Monday 26 August 2019

Theories of Surplus Value, Part III, Chapter 22 - Part 7

Indirectly, the question of fixed capital, relative to circulating capital, may, however, be significant, for the reasons Marx sets out elsewhere. In determining the average rate of profit, what is being measured and compared is the annual rate of profit, in each sphere. The annual rate of profit is calculated on the total capital advanced (fixed and circulating), for one turnover period. If the rate of turnover is the same in each sphere then those spheres that have a high proportion of fixed to circulating capital, will have a lower annual rate of profit. For example:-
Sphere 1
Fixed Capital
Materials
Wages
Surplus Value
Annual Rate of Profit %
10,000
1,000
1,000
1,000
8.33

Sphere 2
Fixed Capital
Materials
Wages
Surplus Value
Annual Rate of Profit %
1,000
1,000
1,000
1,000
33.3
However, because the rate of turnover is a function partly of productivity, and productivity is a function of fixed capital, the rate of turnover in Sphere 1 is likely to be higher.

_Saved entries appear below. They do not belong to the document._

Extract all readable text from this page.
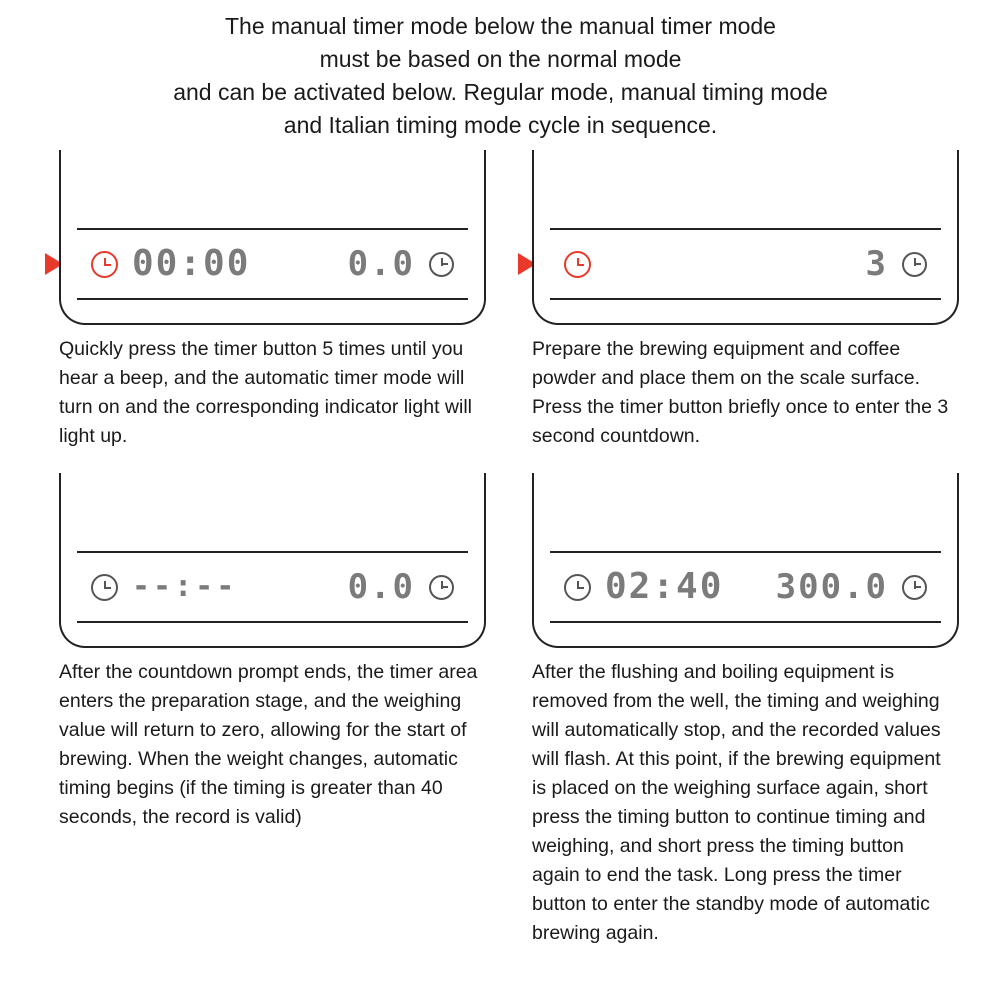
The manual timer mode below the manual timer mode
must be based on the normal mode
and can be activated below. Regular mode, manual timing mode
and Italian timing mode cycle in sequence.
00:00	0.0
Quickly press the timer button 5 times until you hear a beep, and the automatic timer mode will turn on and the corresponding indicator light will light up.
3
Prepare the brewing equipment and coffee powder and place them on the scale surface. Press the timer button briefly once to enter the 3 second countdown.
--:--	0.0
After the countdown prompt ends, the timer area enters the preparation stage, and the weighing value will return to zero, allowing for the start of brewing. When the weight changes, automatic timing begins (if the timing is greater than 40 seconds, the record is valid)
02:40 300.0
After the flushing and boiling equipment is removed from the well, the timing and weighing will automatically stop, and the recorded values will flash. At this point, if the brewing equipment is placed on the weighing surface again, short press the timing button to continue timing and weighing, and short press the timing button again to end the task. Long press the timer button to enter the standby mode of automatic brewing again.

Suppose the capital in Sphere 1 turns over 10 times during the year, rather than once. Then:-
Fixed Capital
Materials
Wages
Surplus Value
Annual Rate of Profit %
10,000
1,000
1,000
10,000
83.3
Surplus value is £10,000, here, because the variable-capital of £1,000, advanced for a turnover period produces, £1,000 of surplus value, as before, but now there are ten such turnover periods in the year, thereby producing £10,000 of surplus value in the year.